Revises the 150 percent current liability limitation on the deduction allowed for employer contributions to qualified pension plans to eliminate the fair market value of assets from the limitation formula for multiemployer plans. Repeals the present law annual valuation requirement for such plans and applies the prior law requirement that valuations be performed at least every three years.
Sets forth affiliation requirements for employers jointly maintaining a voluntary employees' beneficiary association.
Provides that compensation, in the case of a governmental plan, includes any amount which is contributed by the employer pursuant to a salary reduction agreement and which is not includible in the gross income of an employee under cafeteria plans, cash or deferred arrangements, tax-exempt organization or public school annuities, State or local government plans, or deferred compensation plans of State and local governments and tax-exempt organizations.
Makes the following limitations inapplicable to plans maintained by State and local governments and certain tax-exempt organizations: (1) excess benefit limitations; (2) certain compensation limitations on benefits; and (3) limitations on disability and survivor benefits.
Allows government plan employers to revoke the grandfather election on the limitation to equal accrued benefits.
Modifies provisions relating to simplified employee pensions. Increases the number of allowable participants for salary reduction arrangements from 25 to 100. Allows participation after one year of service (currently, three years of service is required). Repeals the requirement that at least 50 percent of eligible employees participate in a salary reduction arrangement.

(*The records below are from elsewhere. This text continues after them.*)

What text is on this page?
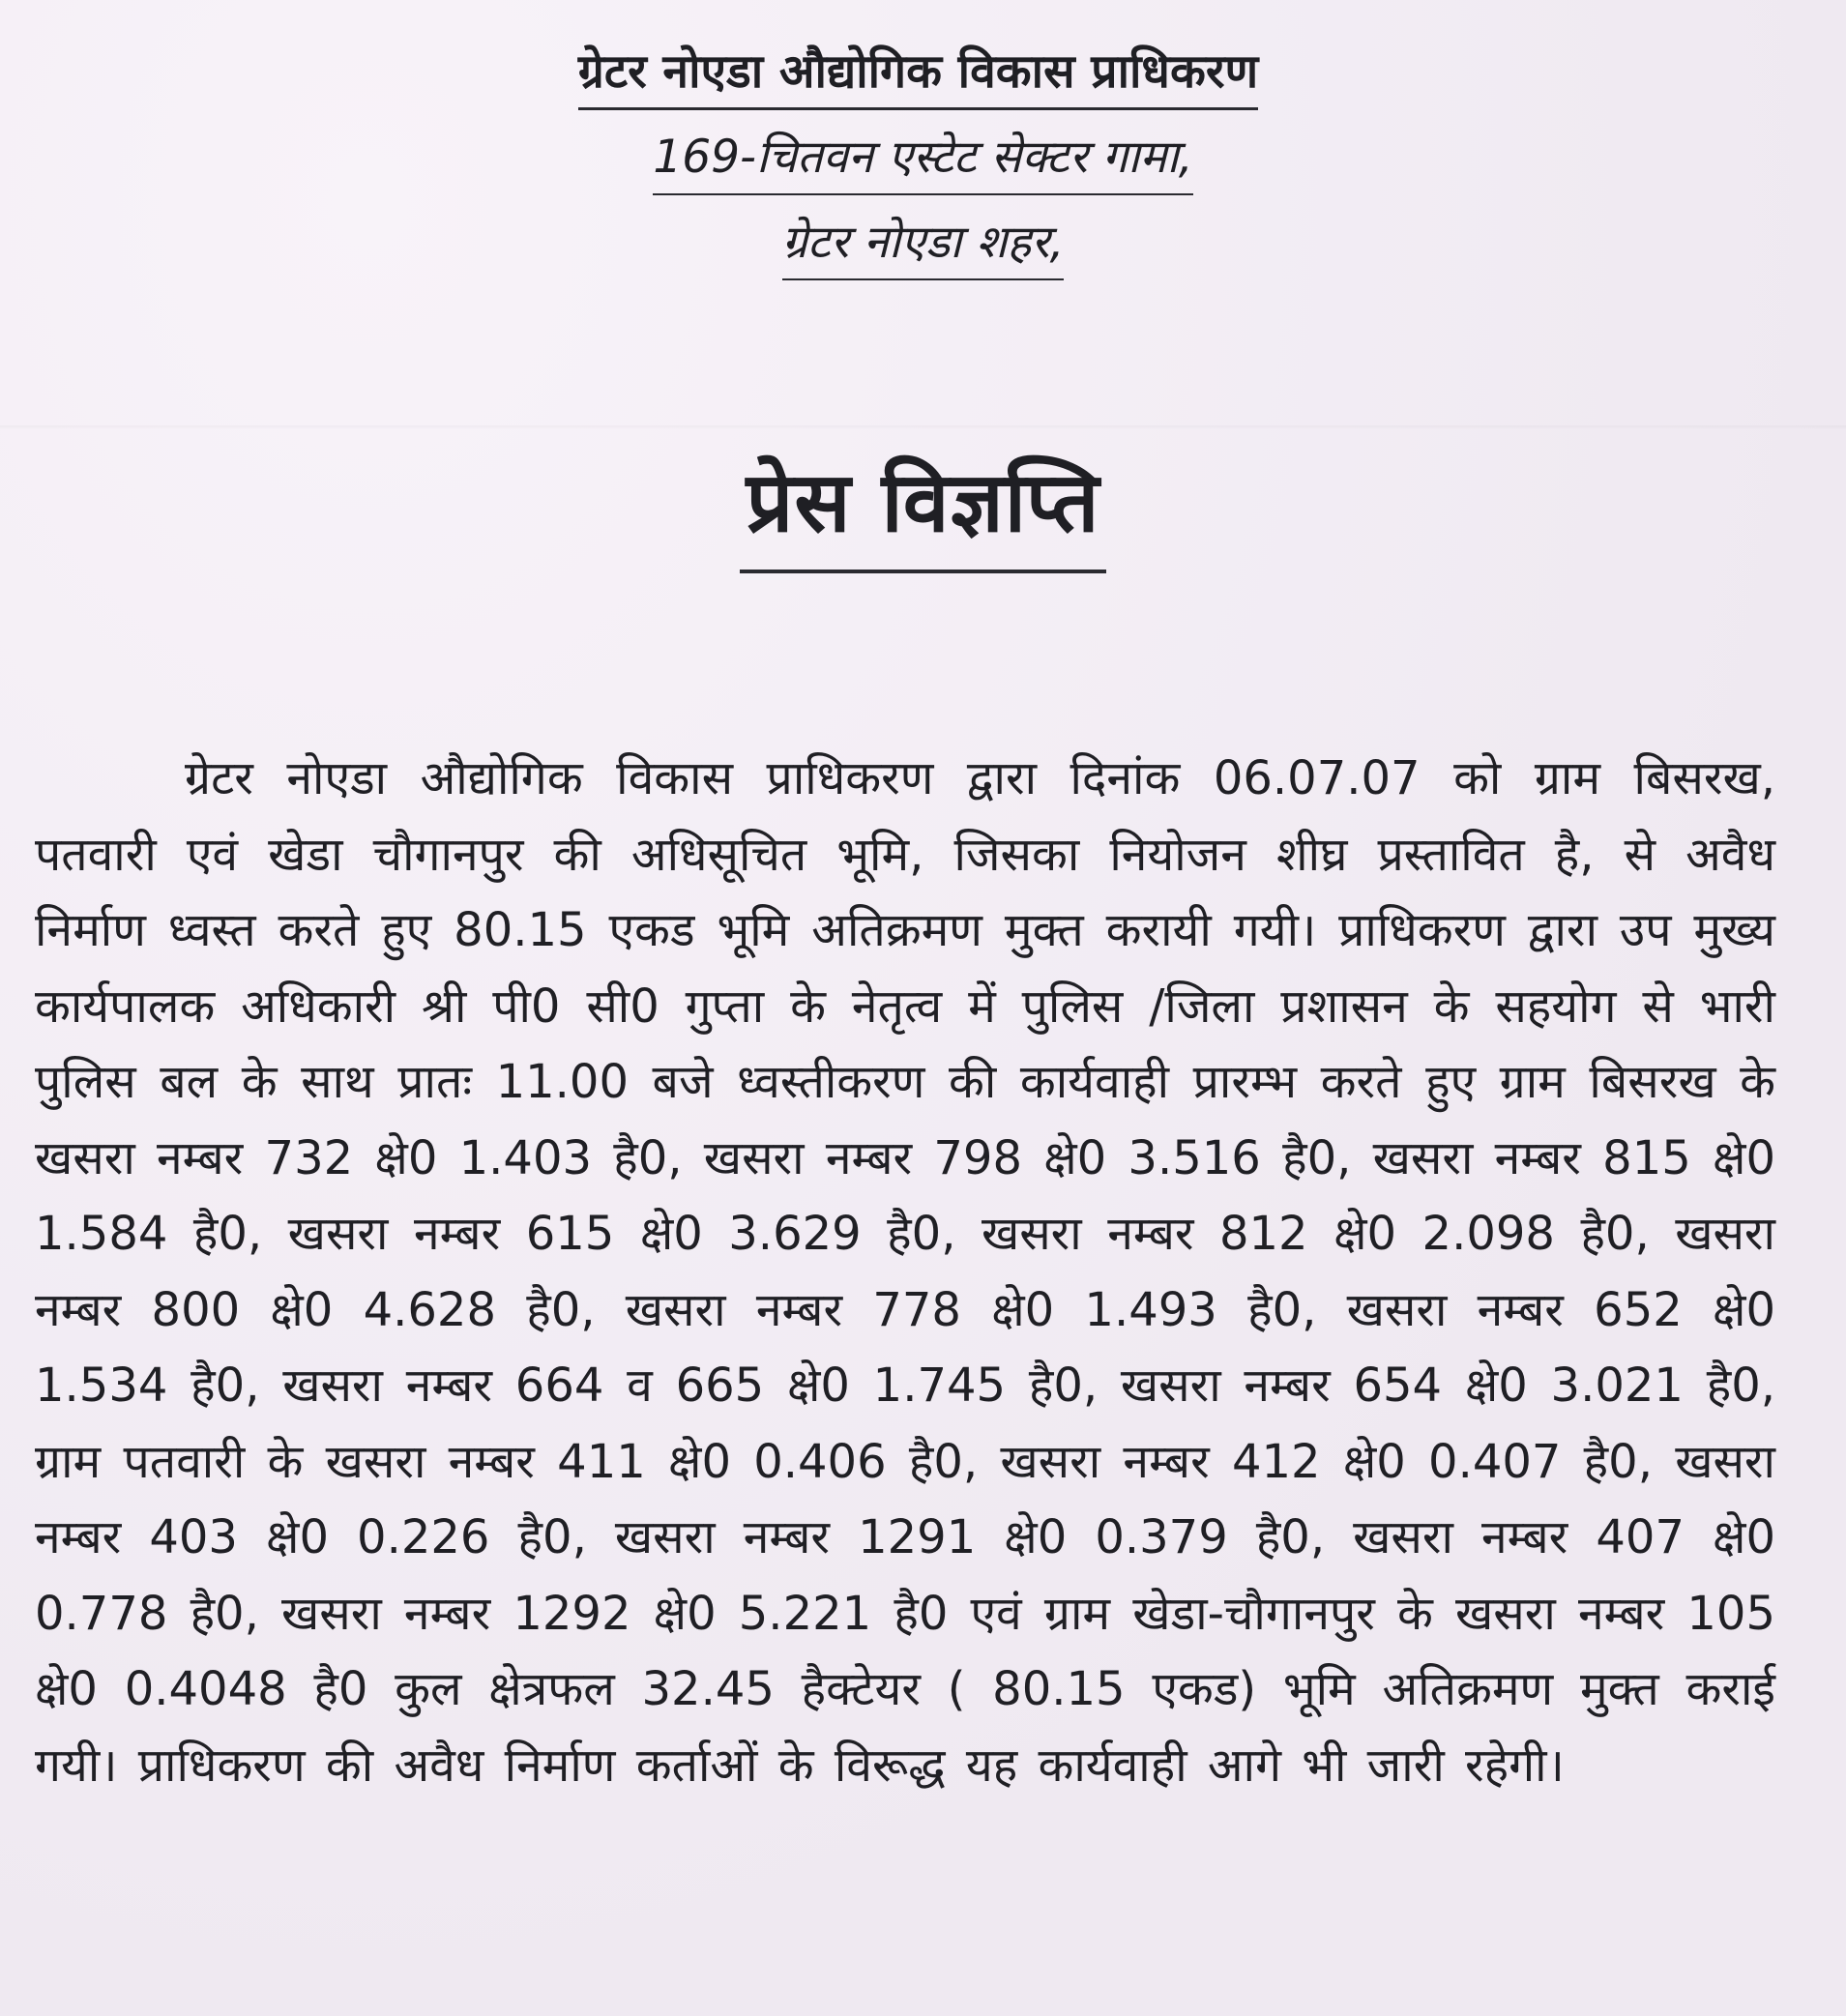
ग्रेटर नोएडा औद्योगिक विकास प्राधिकरण
169-चितवन एस्टेट सेक्टर गामा,
ग्रेटर नोएडा शहर,
प्रेस विज्ञप्ति
ग्रेटर नोएडा औद्योगिक विकास प्राधिकरण द्वारा दिनांक 06.07.07 को ग्राम बिसरख, पतवारी एवं खेडा चौगानपुर की अधिसूचित भूमि, जिसका नियोजन शीघ्र प्रस्तावित है, से अवैध निर्माण ध्वस्त करते हुए 80.15 एकड भूमि अतिक्रमण मुक्त करायी गयी। प्राधिकरण द्वारा उप मुख्य कार्यपालक अधिकारी श्री पी0 सी0 गुप्ता के नेतृत्व में पुलिस /जिला प्रशासन के सहयोग से भारी पुलिस बल के साथ प्रातः 11.00 बजे ध्वस्तीकरण की कार्यवाही प्रारम्भ करते हुए ग्राम बिसरख के खसरा नम्बर 732 क्षे0 1.403 है0, खसरा नम्बर 798 क्षे0 3.516 है0, खसरा नम्बर 815 क्षे0 1.584 है0, खसरा नम्बर 615 क्षे0 3.629 है0, खसरा नम्बर 812 क्षे0 2.098 है0, खसरा नम्बर 800 क्षे0 4.628 है0, खसरा नम्बर 778 क्षे0 1.493 है0, खसरा नम्बर 652 क्षे0 1.534 है0, खसरा नम्बर 664 व 665 क्षे0 1.745 है0, खसरा नम्बर 654 क्षे0 3.021 है0, ग्राम पतवारी के खसरा नम्बर 411 क्षे0 0.406 है0, खसरा नम्बर 412 क्षे0 0.407 है0, खसरा नम्बर 403 क्षे0 0.226 है0, खसरा नम्बर 1291 क्षे0 0.379 है0, खसरा नम्बर 407 क्षे0 0.778 है0, खसरा नम्बर 1292 क्षे0 5.221 है0 एवं ग्राम खेडा-चौगानपुर के खसरा नम्बर 105 क्षे0 0.4048 है0 कुल क्षेत्रफल 32.45 हैक्टेयर ( 80.15 एकड) भूमि अतिक्रमण मुक्त कराई गयी। प्राधिकरण की अवैध निर्माण कर्ताओं के विरूद्ध यह कार्यवाही आगे भी जारी रहेगी।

Eliminates certain requirements regarding contributions on behalf of disabled employees.
Allows rural cooperative plans which include cash or deferred arrangements to make distributions to participants after attainment of age 59 1/2.

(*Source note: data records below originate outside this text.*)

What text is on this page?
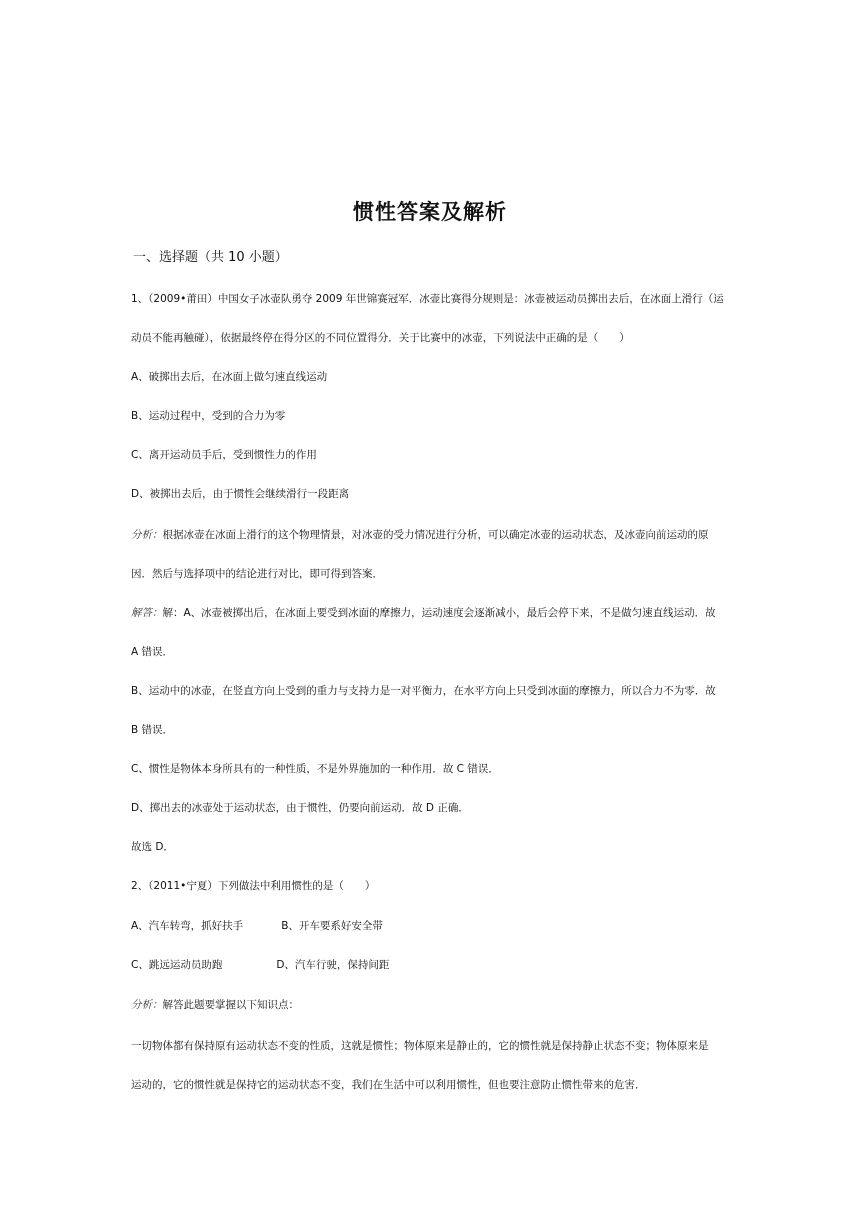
惯性答案及解析
一、选择题（共 10 小题）
1、（2009•莆田）中国女子冰壶队勇夺 2009 年世锦赛冠军．冰壶比赛得分规则是：冰壶被运动员掷出去后，在冰面上滑行（运
动员不能再触碰），依据最终停在得分区的不同位置得分．关于比赛中的冰壶，下列说法中正确的是（　　）
A、破掷出去后，在冰面上做匀速直线运动
B、运动过程中，受到的合力为零
C、离开运动员手后，受到惯性力的作用
D、被掷出去后，由于惯性会继续滑行一段距离
分析：根据冰壶在冰面上滑行的这个物理情景，对冰壶的受力情况进行分析，可以确定冰壶的运动状态，及冰壶向前运动的原
因．然后与选择项中的结论进行对比，即可得到答案．
解答：解：A、冰壶被掷出后，在冰面上要受到冰面的摩擦力，运动速度会逐渐减小，最后会停下来，不是做匀速直线运动．故
A 错误．
B、运动中的冰壶，在竖直方向上受到的重力与支持力是一对平衡力，在水平方向上只受到冰面的摩擦力，所以合力不为零．故
B 错误．
C、惯性是物体本身所具有的一种性质，不是外界施加的一种作用．故 C 错误．
D、掷出去的冰壶处于运动状态，由于惯性，仍要向前运动．故 D 正确．
故选 D．
2、（2011•宁夏）下列做法中利用惯性的是（　　）
A、汽车转弯，抓好扶手	B、开车要系好安全带
C、跳远运动员助跑	D、汽车行驶，保持间距
分析：解答此题要掌握以下知识点：
一切物体都有保持原有运动状态不变的性质，这就是惯性；物体原来是静止的，它的惯性就是保持静止状态不变；物体原来是
运动的，它的惯性就是保持它的运动状态不变，我们在生活中可以利用惯性，但也要注意防止惯性带来的危害．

Includes reports of pension and annuity payments in information returns and payee statements. Provides a $10 reporting threshold for designated distributions.
Provides for the disaggregation of union benefit plans by allowing for consideration in reckoning the average benefit percentage test of a plan a unit of employees who benefit under the plan on the same terms even though they would otherwise be disregarded for specified reasons.
Requires social security supplements to be considered a retirement-type subsidy in determining whether a plan is discriminatory in favor of highly compensated employees. Disregards such supplements in determining permitted disparity in plan contributions or benefits.
Provides for treating the social security retirement age, in lieu of age 65, as the uniform retirement age for pension plans.
Includes the use of an employee's basic or regular rate of compensation as an alternative method of determining compensation.
Provides that a plan shall not be considered discriminatory in favor of highly compensated employees merely because it provides that the benefit of employees who transfer between members of the controlled group of employers which includes the plan sponsor, or between different employee groups within the employer, is based on all years of service and is offset by the benefit accrued under any other plans of the employer.
Establishes a special grandfather rule for integrated plans.
Revises the method of determining interest on employee contributions. Limits the accrued benefit to be derived from such contributions.
Declares a plan to be nondiscriminatory if the average rate of accrual for highly compensated employees is not greater than the average rate of accrual for all other employees.
Repeals the requirement that a plan be nondiscriminatory to qualify for line of business exception to minimum coverage requirements.
Provides for the treatment of headquarters personnel as a separate line of business for employers with other separate lines of business.
Declares that rules governing deferred compensation plans of State and local governments and tax-exempt organizations do not apply to nonelective deferred compensation.